My holiday officially starts, a flight to Seoul. Yet again there was no vegetarian food on the plane, but this was made up for by the stickers "don't wake", "wake for food" and "wake for duty free" that I could stick on myself. I read Kris's two Russian books, and started on the history of 1812. Read Seoul Lonely Planet again. Became shocked when the whole plane put their arms in the air, then worked out that they were simply all doing the recommended exercises. Synchronised.

Hubris makes me attempt to use public transport to go from airport to hotel in a new country. The bus trip to the city worked out okay, but the map was useless to find the actual hotel! To be fair the map couldn't have been helpful anyway, due to the lack of names for the relevant streets. I wandered up and down for an hour, with my heavy backpack, sweating in the evening heat of Seoul, when I decided to do the only logical thing - pick the most European Restaurant to eat in, and ask them for directions. "Tom's Pizza", sounds like they would speak English, yes? They didn't. I had to point.
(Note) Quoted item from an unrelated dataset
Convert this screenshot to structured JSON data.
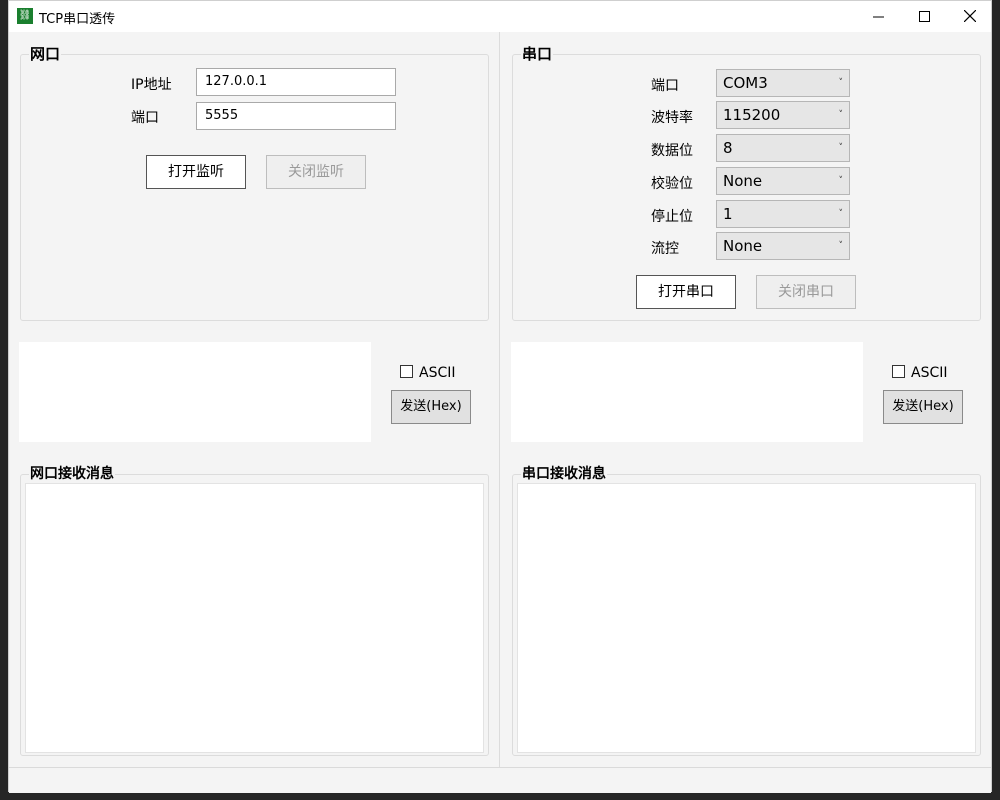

Turns out that they understood English though, because when I left they took out a map and showed me to walk up the street and turn into the third narrow alley (then into a sub alley). Either I was going to find the Seoul Guesthouse or I was being lured into losing a kidney to the Korean blackmarket.

The guesthouse is gorgeous. It is a Joeson-era Hanok house, with a series of small rooms built around a central courtyard. I get to sleep on a yo on an ondol floor. The ondol floor is the traditional Korean form of heating, being a clay floor with a wood oven underneath to keep it warm (during winter that is). This is the reason why Koreans never wear shoes into the house - being the only warm spot, everything is done on the floor. To have a shower I opened up some ricepaper walls and closed off others to turn the bathroom into an ensuite. I like it, you turn walls into doors at will.